The batch pattern: decompose work into N units, spawn N agents each in its own worktree, each agent opens a PR. CI validates each branch independently.
graph TD
O[Orchestrator] --> W1[Worktree 1: Agent A]
O --> W2[Worktree 2: Agent B]
O --> W3[Worktree 3: Agent C]
W1 --> PR1[PR: branch-a]
W2 --> PR2[PR: branch-b]
W3 --> PR3[PR: branch-c]
PR1 --> CI[CI validates]
PR2 --> CI
PR3 --> CI
Pairing with the Ralph Wiggum Loop¶
Worktree isolation pairs with the Ralph Wiggum Loop: each iteration can run in a fresh worktree, discarding the environment on failure and starting clean for the next cycle. The disk state that persists between iterations lives outside the worktree — in shared files the orchestrator controls.
Creating and Managing Worktrees¶
# Create a worktree for a new branch
git worktree add ../agent-task-1 -b agent/task-1
# Remove a worktree when done
git worktree remove ../agent-task-1
Claude Code's sub-agent configuration supports isolation: worktree that handles this automatically for agents it spawns. The --worktree flag creates an isolated worktree for a top-level session, and Claude Code auto-removes the worktree on exit if no changes were made.
When This Backfires¶
Worktrees are not always the right tool:
- Environment re-initialization overhead: Each worktree is a fresh checkout. Long setup sequences —
npm install, Docker builds, secrets provisioning — run once per worktree. For short-lived agents doing lightweight tasks, this cost can exceed the parallelism benefit. - Disk pressure at scale: Each worktree duplicates the working tree (not git objects, but all tracked files). Fifty agents on a large monorepo can saturate disk before the first task completes.
- Orchestrator complexity: The orchestrator must track which branch lives in which worktree, handle cleanup on failure, and reconcile branches after runs — overhead that lazy worktree isolation defers until first write. For simple sequential tasks this is pure overhead.
- Stateless agents don't need isolation: If an agent only reads files and calls external APIs — never writes to disk — shared checkout is safe and worktrees add friction without benefit.
- Runtime state isn't isolated: Worktrees separate files and branches but not ports, databases, caches, secrets, or background processes. Two agents running a dev server on port 3000, a shared Postgres instance, or the same Docker daemon will collide even though their checkouts are independent. For runtime isolation, pair worktrees with per-agent containers, ephemeral databases, and dynamic port allocation — see this discussion of the runtime isolation gap.
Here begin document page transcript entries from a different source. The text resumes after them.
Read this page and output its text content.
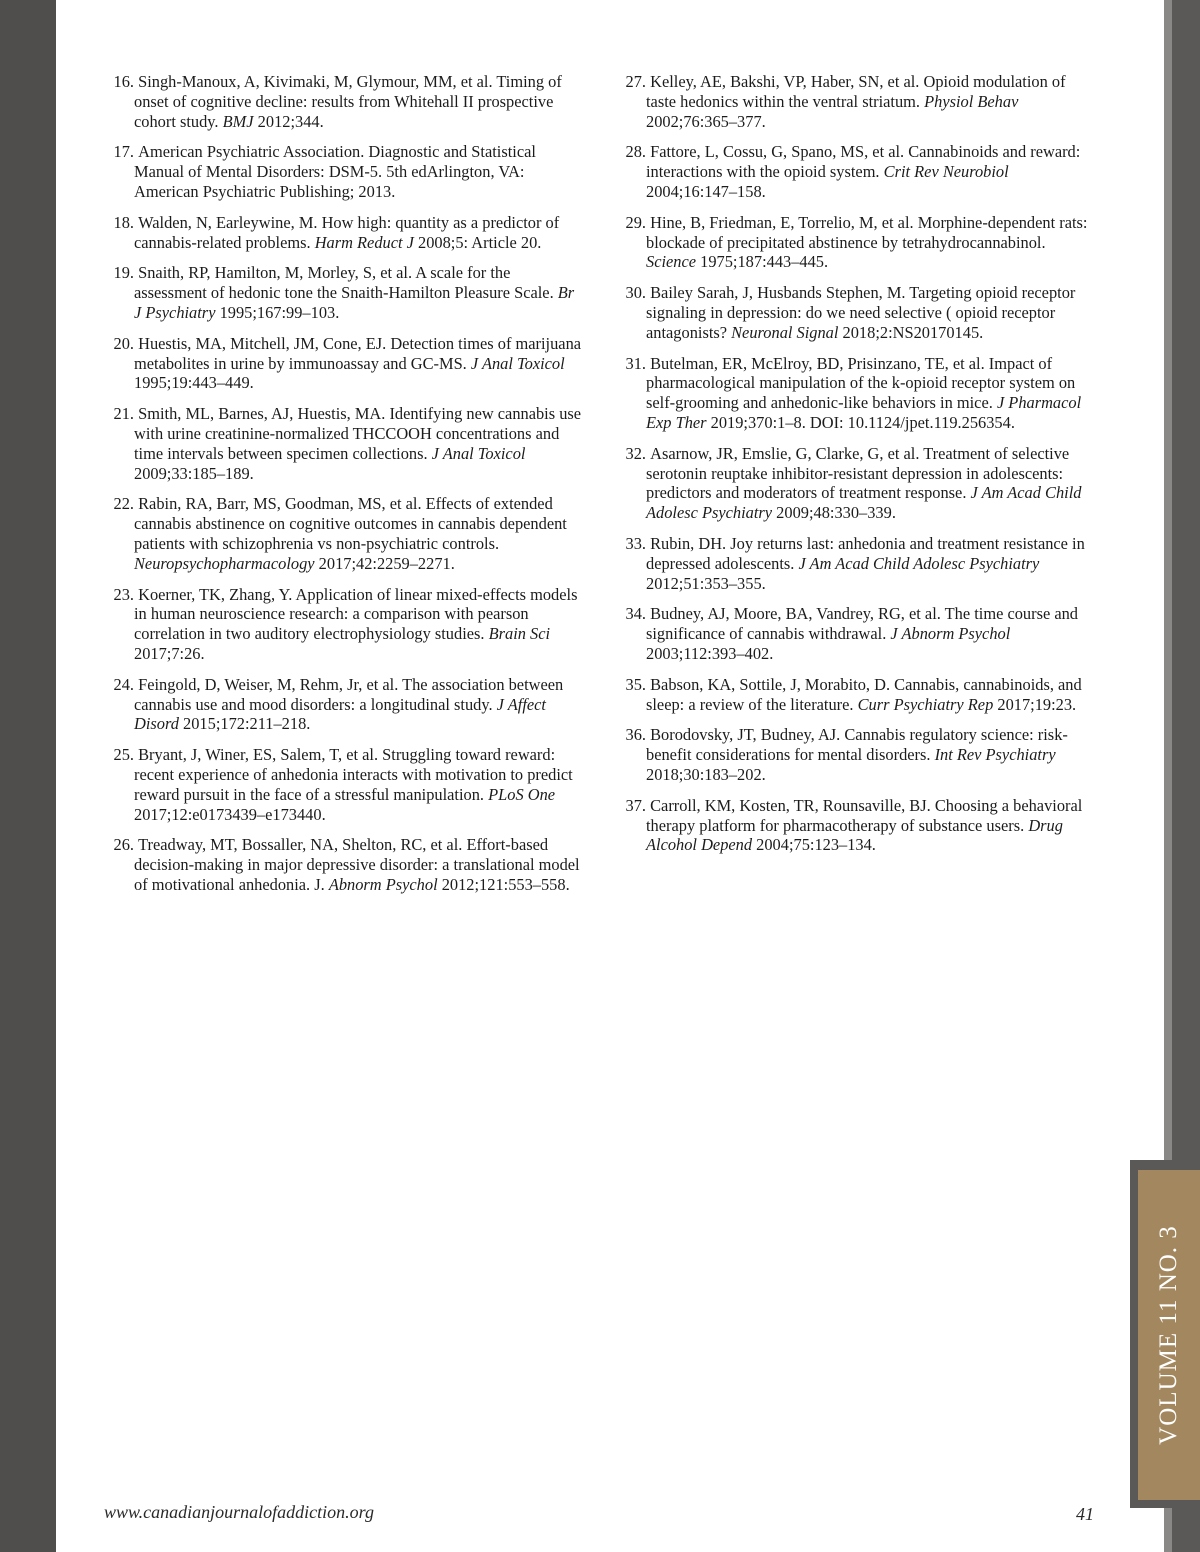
16. Singh-Manoux, A, Kivimaki, M, Glymour, MM, et al. Timing of onset of cognitive decline: results from Whitehall II prospective cohort study. BMJ 2012;344.
17. American Psychiatric Association. Diagnostic and Statistical Manual of Mental Disorders: DSM-5. 5th edArlington, VA: American Psychiatric Publishing; 2013.
18. Walden, N, Earleywine, M. How high: quantity as a predictor of cannabis-related problems. Harm Reduct J 2008;5: Article 20.
19. Snaith, RP, Hamilton, M, Morley, S, et al. A scale for the assessment of hedonic tone the Snaith-Hamilton Pleasure Scale. Br J Psychiatry 1995;167:99–103.
20. Huestis, MA, Mitchell, JM, Cone, EJ. Detection times of marijuana metabolites in urine by immunoassay and GC-MS. J Anal Toxicol 1995;19:443–449.
21. Smith, ML, Barnes, AJ, Huestis, MA. Identifying new cannabis use with urine creatinine-normalized THCCOOH concentrations and time intervals between specimen collections. J Anal Toxicol 2009;33:185–189.
22. Rabin, RA, Barr, MS, Goodman, MS, et al. Effects of extended cannabis abstinence on cognitive outcomes in cannabis dependent patients with schizophrenia vs non-psychiatric controls. Neuropsychopharmacology 2017;42:2259–2271.
23. Koerner, TK, Zhang, Y. Application of linear mixed-effects models in human neuroscience research: a comparison with pearson correlation in two auditory electrophysiology studies. Brain Sci 2017;7:26.
24. Feingold, D, Weiser, M, Rehm, Jr, et al. The association between cannabis use and mood disorders: a longitudinal study. J Affect Disord 2015;172:211–218.
25. Bryant, J, Winer, ES, Salem, T, et al. Struggling toward reward: recent experience of anhedonia interacts with motivation to predict reward pursuit in the face of a stressful manipulation. PLoS One 2017;12:e0173439–e173440.
26. Treadway, MT, Bossaller, NA, Shelton, RC, et al. Effort-based decision-making in major depressive disorder: a translational model of motivational anhedonia. J. Abnorm Psychol 2012;121:553–558.
27. Kelley, AE, Bakshi, VP, Haber, SN, et al. Opioid modulation of taste hedonics within the ventral striatum. Physiol Behav 2002;76:365–377.
28. Fattore, L, Cossu, G, Spano, MS, et al. Cannabinoids and reward: interactions with the opioid system. Crit Rev Neurobiol 2004;16:147–158.
29. Hine, B, Friedman, E, Torrelio, M, et al. Morphine-dependent rats: blockade of precipitated abstinence by tetrahydrocannabinol. Science 1975;187:443–445.
30. Bailey Sarah, J, Husbands Stephen, M. Targeting opioid receptor signaling in depression: do we need selective ( opioid receptor antagonists? Neuronal Signal 2018;2:NS20170145.
31. Butelman, ER, McElroy, BD, Prisinzano, TE, et al. Impact of pharmacological manipulation of the k-opioid receptor system on self-grooming and anhedonic-like behaviors in mice. J Pharmacol Exp Ther 2019;370:1–8. DOI: 10.1124/jpet.119.256354.
32. Asarnow, JR, Emslie, G, Clarke, G, et al. Treatment of selective serotonin reuptake inhibitor-resistant depression in adolescents: predictors and moderators of treatment response. J Am Acad Child Adolesc Psychiatry 2009;48:330–339.
33. Rubin, DH. Joy returns last: anhedonia and treatment resistance in depressed adolescents. J Am Acad Child Adolesc Psychiatry 2012;51:353–355.
34. Budney, AJ, Moore, BA, Vandrey, RG, et al. The time course and significance of cannabis withdrawal. J Abnorm Psychol 2003;112:393–402.
35. Babson, KA, Sottile, J, Morabito, D. Cannabis, cannabinoids, and sleep: a review of the literature. Curr Psychiatry Rep 2017;19:23.
36. Borodovsky, JT, Budney, AJ. Cannabis regulatory science: risk-benefit considerations for mental disorders. Int Rev Psychiatry 2018;30:183–202.
37. Carroll, KM, Kosten, TR, Rounsaville, BJ. Choosing a behavioral therapy platform for pharmacotherapy of substance users. Drug Alcohol Depend 2004;75:123–134.
VOLUME 11 NO. 3
www.canadianjournalofaddiction.org	41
Anti-Pattern: Shared Checkout¶
Multiple agents writing to the same working directory produce merge conflicts, lost writes, and unpredictable state. The agents can't know what the other has changed, so each operates on a view of the repo that becomes stale as the other writes. Worktrees eliminate this class of problem entirely.
Example¶
An orchestrator decomposes a migration into three independent tasks and fans them out to worktree-isolated agents:
# Orchestrator script: fan out three agents
for task in rename-user-model add-audit-log update-api-docs; do
git worktree add "../wt-${task}" -b "agent/${task}"
claude --worktree "../wt-${task}" \
--prompt "Complete the ${task} task per AGENTS.md" &
done
wait
# Each agent's branch is now ready for PR
for task in rename-user-model add-audit-log update-api-docs; do
cd "../wt-${task}"
git push -u origin "agent/${task}"
cd -
done
# Cleanup
for task in rename-user-model add-audit-log update-api-docs; do
git worktree remove "../wt-${task}"
done
Each agent operates in its own directory. If add-audit-log fails, its worktree is deleted without affecting the other two. The orchestrator collects the surviving branches and opens PRs.
Key Takeaways¶
- Each agent in its own git worktree cannot interfere with other agents or the main branch.
- Worktrees share git objects — creation is fast, disk overhead is minimal.
- Failed agent outputs cost nothing to discard; successful outputs become branches ready for review.
- The batch pattern (N agents, N worktrees, N PRs) enables natural parallelism across independent tasks.